FCA operates in China through a loss-making joint venture with Guangzhou Automobile Group (GAC) and has a 0.35% share of the Chinese passenger car market.
Manley said FCA plans to meet tighter emissions regulations in Europe initially with new hybrid gasoline-electric versions of several Jeep models, with plans to shift eventually to more pure electric models beyond 2025.
He said the automaker expected to meet future emissions standards without buying credits from electric carmaker Tesla after 2021 in Europe and after 2023 in the US as it introduces more hybrid models that produce lower emissions.
“Beyond 2025, full electric (vehicles) will become the norm” across the industry, Manley said, ultimately replacing hybrids which are facing future bans in several countries.
Asked about FCA’s short-term reliance on hybrids rather than pure electric vehicles to meet lower CO2 levels, he said, “We are going to be part of that solution” with future electric vehicles, but “in the most cost-effective way we possibly can”.
The Italian-American carmaker said adjusted earnings before interest and tax (ebit) rose to €2.12bn, in line with a €2.11bn forecast in a Reuters poll of analysts.
That left its adjusted operating profit for the year at €6.67bn, just shy of its target of more than €n. Its adjusted ebitda margin came in at 6.2%, in line with its target of more than 6.1%.

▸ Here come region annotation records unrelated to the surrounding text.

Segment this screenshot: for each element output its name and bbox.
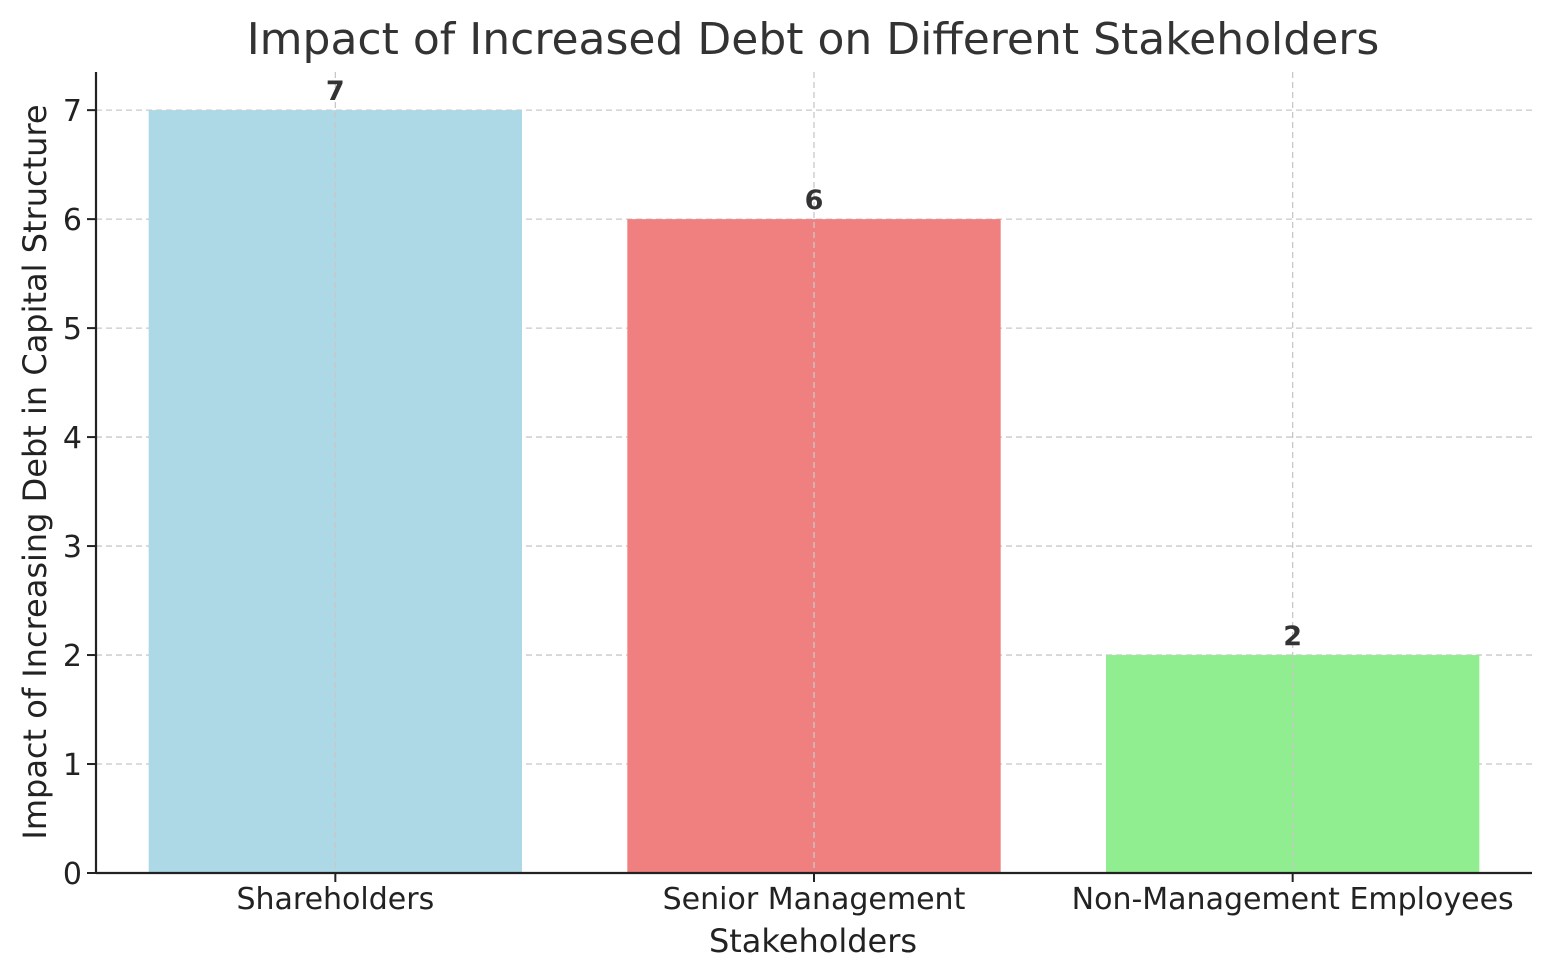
y-tick-label: 7 [63,94,82,129]
y-tick-label: 4 [63,421,82,456]
axis-layer [87,72,1532,882]
x-tick-label: Senior Management [663,882,966,917]
bar-layer [148,72,1480,874]
x-tick-label: Shareholders [236,882,434,917]
chart-title: Impact of Increased Debt on Different St… [247,14,1380,65]
y-tick-label: 3 [63,530,82,565]
x-axis-label: Stakeholders [709,922,917,960]
y-tick-label: 5 [63,312,82,347]
y-tick-label: 0 [63,857,82,892]
bar-value-label: 7 [326,76,345,107]
y-tick-label: 2 [63,639,82,674]
x-tick-label: Non-Management Employees [1072,882,1514,917]
y-tick-label: 6 [63,203,82,238]
y-tick-label: 1 [63,748,82,783]
label-layer: 0 1 2 3 4 5 6 7 7 6 2 Shareholders Senior Management… [63,76,1514,917]
bar-value-label: 2 [1283,621,1302,652]
bar-value-label: 6 [805,185,824,216]
y-axis-label: Impact of Increasing Debt in Capital Str… [16,104,54,839]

A trader said FCA results were “a touch above” expectations, and the carmaker’s shares in New York were up 1.3% in early trading, while shares in Milan were up 1.9%.
FCA and Peugeot maker PSA agreed in December to combine forces in a $50bn deal to create the world’s No 4 carmaker, in response to slower global demand and the mounting cost of making cleaner cars amid tighter emissions rules.
Manley said in January that talks with PSA were progressing and he hoped to complete the deal by early 2021.